“Now for a little pleasure swim,” said Nyoda, striking out. While they were swimming away the storm broke the second time; the thunder sounded in their ears like cannon and the vivid lightning flashes lit up the shore for miles around. By its light they could see that they were nearing one of the long stone piers. Climbing up on this, they rested until they had their breath back again, although it was a rather exciting rest, for the waves were going high over the pier and threatened to wash them off every moment. The shore line along here was peculiarly rugged and forbidding. Instead of a beach, high cliffs rose perpendicularly out of deep water and afforded nowhere a landing place. The girls swam slowly and easily, fearing to spend their strength before they could reach shallow water, often turning over to float and gain a few moments’ rest in this way. The waves were very rough and tossed them about a great deal, but the wind was west and they were swimming toward the east, and as the natural current of the lake was eastward toward Niagara, their progress was helped rather than retarded by the force of the water.

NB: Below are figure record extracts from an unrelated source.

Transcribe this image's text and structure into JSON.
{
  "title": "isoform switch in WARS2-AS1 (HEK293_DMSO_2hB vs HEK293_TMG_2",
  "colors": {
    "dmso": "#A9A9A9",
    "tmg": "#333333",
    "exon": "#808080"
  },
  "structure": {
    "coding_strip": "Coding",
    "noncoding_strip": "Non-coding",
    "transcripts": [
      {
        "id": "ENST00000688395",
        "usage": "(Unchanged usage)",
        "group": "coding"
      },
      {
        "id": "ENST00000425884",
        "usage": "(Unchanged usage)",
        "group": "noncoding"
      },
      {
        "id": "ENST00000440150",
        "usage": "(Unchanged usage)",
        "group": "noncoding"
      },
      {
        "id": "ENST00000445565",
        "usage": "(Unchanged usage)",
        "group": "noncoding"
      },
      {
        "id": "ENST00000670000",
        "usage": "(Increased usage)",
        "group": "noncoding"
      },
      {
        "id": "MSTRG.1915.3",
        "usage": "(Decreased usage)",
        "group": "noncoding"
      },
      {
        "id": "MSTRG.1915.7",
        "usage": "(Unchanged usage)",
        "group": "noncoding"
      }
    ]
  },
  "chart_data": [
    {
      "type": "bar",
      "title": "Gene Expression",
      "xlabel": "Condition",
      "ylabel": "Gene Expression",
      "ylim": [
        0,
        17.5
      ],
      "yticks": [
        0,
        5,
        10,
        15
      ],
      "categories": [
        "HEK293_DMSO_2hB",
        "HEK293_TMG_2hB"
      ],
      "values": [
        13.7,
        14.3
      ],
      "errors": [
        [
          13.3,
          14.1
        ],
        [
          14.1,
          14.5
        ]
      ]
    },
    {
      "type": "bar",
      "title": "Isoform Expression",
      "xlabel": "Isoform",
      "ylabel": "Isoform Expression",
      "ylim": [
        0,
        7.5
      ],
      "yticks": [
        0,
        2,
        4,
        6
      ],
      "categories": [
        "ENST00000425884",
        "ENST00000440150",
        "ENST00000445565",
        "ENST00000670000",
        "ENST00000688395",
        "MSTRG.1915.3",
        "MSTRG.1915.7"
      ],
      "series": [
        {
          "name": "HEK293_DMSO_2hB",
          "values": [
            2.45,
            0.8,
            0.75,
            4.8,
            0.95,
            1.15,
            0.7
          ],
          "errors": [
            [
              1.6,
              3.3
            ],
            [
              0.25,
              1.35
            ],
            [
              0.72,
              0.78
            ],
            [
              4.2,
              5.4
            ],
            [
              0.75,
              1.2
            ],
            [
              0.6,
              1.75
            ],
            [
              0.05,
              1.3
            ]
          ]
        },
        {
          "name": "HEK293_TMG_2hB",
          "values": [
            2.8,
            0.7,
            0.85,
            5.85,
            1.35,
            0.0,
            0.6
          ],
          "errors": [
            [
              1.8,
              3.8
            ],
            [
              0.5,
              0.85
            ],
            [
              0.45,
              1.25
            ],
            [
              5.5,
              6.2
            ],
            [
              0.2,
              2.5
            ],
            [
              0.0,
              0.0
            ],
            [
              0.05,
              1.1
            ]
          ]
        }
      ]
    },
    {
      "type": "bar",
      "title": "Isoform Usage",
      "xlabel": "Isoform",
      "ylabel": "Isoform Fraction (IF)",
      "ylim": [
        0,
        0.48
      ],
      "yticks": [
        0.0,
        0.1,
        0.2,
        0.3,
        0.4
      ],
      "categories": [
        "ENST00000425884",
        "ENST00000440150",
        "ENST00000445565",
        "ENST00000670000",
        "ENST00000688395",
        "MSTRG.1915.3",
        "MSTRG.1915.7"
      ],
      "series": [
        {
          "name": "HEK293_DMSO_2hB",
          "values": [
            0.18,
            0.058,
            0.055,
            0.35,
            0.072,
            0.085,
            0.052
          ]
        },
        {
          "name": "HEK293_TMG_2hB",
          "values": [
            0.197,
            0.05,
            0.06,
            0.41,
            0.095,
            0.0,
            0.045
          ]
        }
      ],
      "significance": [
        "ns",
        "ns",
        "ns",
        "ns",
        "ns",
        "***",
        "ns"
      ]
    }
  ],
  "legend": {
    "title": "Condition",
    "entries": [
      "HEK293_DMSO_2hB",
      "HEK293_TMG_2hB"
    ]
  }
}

The storm abated and the sun began to rise over the lake, gilding the crest of the waves. Still no sign of a beach. “I can’t go much further,” said Gladys faintly. Both girls were nearly spent when Nyoda spied a strip of yellow in the distance which put new strength into them. Putting forth their last efforts, they headed toward it. Trembling with weakness and breathless from being buffeted about so much, they gained the narrow beach and with a great sigh of relief rolled out onto the sand.

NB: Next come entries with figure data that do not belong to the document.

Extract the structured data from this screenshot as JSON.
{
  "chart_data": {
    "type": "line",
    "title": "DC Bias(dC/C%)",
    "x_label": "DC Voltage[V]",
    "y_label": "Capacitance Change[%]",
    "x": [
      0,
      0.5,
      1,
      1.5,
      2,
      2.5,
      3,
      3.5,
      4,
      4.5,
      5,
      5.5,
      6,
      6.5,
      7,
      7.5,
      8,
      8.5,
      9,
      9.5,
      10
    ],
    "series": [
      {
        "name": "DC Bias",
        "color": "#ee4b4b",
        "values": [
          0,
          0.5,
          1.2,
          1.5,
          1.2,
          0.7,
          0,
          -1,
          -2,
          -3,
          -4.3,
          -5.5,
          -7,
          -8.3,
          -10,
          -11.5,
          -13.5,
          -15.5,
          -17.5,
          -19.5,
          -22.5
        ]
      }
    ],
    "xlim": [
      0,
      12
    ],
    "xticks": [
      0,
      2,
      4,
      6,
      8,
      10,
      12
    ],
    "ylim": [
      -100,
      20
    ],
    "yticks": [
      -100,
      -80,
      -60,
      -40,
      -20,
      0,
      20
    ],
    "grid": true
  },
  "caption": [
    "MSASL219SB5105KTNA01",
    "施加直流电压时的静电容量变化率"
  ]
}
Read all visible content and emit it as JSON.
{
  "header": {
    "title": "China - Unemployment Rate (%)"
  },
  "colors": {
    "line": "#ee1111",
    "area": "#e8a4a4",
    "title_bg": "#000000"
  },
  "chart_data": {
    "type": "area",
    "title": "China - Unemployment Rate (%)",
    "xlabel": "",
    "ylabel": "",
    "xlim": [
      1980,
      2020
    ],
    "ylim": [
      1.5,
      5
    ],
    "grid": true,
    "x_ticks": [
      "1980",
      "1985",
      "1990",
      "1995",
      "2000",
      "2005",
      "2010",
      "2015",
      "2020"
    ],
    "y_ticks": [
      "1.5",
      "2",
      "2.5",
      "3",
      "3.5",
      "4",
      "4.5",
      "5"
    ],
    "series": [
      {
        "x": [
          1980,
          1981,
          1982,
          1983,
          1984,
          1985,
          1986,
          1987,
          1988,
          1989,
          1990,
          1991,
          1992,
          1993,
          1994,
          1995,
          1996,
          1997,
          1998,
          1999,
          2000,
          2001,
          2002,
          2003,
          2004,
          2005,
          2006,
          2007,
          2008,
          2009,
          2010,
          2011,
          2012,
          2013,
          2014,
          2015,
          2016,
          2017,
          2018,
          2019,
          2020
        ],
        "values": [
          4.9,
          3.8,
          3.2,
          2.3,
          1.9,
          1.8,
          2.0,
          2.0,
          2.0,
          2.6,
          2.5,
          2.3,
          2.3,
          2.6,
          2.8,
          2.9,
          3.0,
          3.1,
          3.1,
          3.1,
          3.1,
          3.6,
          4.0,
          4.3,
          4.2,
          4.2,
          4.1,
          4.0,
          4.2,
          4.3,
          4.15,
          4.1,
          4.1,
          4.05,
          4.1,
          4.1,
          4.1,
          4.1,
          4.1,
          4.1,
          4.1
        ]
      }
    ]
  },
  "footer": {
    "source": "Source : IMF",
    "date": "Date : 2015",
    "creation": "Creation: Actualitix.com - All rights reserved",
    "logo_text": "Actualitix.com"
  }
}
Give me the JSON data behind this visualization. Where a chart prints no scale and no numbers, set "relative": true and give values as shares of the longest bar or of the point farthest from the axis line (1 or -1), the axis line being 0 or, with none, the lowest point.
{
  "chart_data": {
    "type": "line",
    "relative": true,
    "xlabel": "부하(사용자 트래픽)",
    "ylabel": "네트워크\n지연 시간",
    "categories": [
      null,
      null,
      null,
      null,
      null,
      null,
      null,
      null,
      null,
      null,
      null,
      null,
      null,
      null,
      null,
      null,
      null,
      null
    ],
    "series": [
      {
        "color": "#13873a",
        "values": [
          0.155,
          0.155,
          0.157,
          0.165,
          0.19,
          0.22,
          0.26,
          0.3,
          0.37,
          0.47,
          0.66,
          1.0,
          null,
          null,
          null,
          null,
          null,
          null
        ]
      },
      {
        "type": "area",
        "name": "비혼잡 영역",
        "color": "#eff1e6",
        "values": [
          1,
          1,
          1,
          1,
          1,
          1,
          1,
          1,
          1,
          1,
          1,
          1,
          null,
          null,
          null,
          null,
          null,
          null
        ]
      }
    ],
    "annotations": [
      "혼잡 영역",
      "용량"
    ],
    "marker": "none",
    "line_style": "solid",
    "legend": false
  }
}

A SCHEME AND WHAT CAME OF IT.
We will now have to take our readers away from the Winnebagos and their affairs for a few moments and admit them into the private office of Mr. Rumford Thurston. Mr. Thurston, dealer in stocks and bonds and promoter of investments, was closeted with his business associate and intimate friend, Mr. Nathan Scovill. An earnest discussion was in progress, the theme of which was apparently drawn from a paper which was spread out on the desk between them.
“I tell you, it’s the chance of a lifetime,” said Mr. Scovill. “We can clean up a cool half million on it before the public wakes up, and when they do we can take a trip to Hawaii or Manila for our health until the business is forgotten. You put in ten thousand now and you’ll be on easy street for the rest of your life.”

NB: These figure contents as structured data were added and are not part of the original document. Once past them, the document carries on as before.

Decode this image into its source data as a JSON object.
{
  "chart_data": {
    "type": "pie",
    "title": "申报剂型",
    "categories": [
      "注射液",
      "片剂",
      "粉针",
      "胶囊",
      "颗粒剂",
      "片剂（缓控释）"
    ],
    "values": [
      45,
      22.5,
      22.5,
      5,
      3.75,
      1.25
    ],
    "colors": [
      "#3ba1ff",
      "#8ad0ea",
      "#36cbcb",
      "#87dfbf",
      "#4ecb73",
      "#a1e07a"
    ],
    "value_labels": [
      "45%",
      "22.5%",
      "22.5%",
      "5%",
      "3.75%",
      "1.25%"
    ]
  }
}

“But I tell you, I haven’t the ten thousand to put in,” answered Mr. Thurston crossly. “I haven’t one thousand. That last deal finished me.”
“Borrow some,” said Mr. Scovill impatiently.
“Can’t get any more credit,” said Mr. Thurston gloomily. “The office furniture is attached already.”
Mr. Scovill scowled. Then he went carefully over the ground again, dwelling on the ease of making money without working for it by the simple method of swindling the public, and enlarging on the joys of life as a rich man. “Think, man,” he said in conclusion, “think what you’re missing!”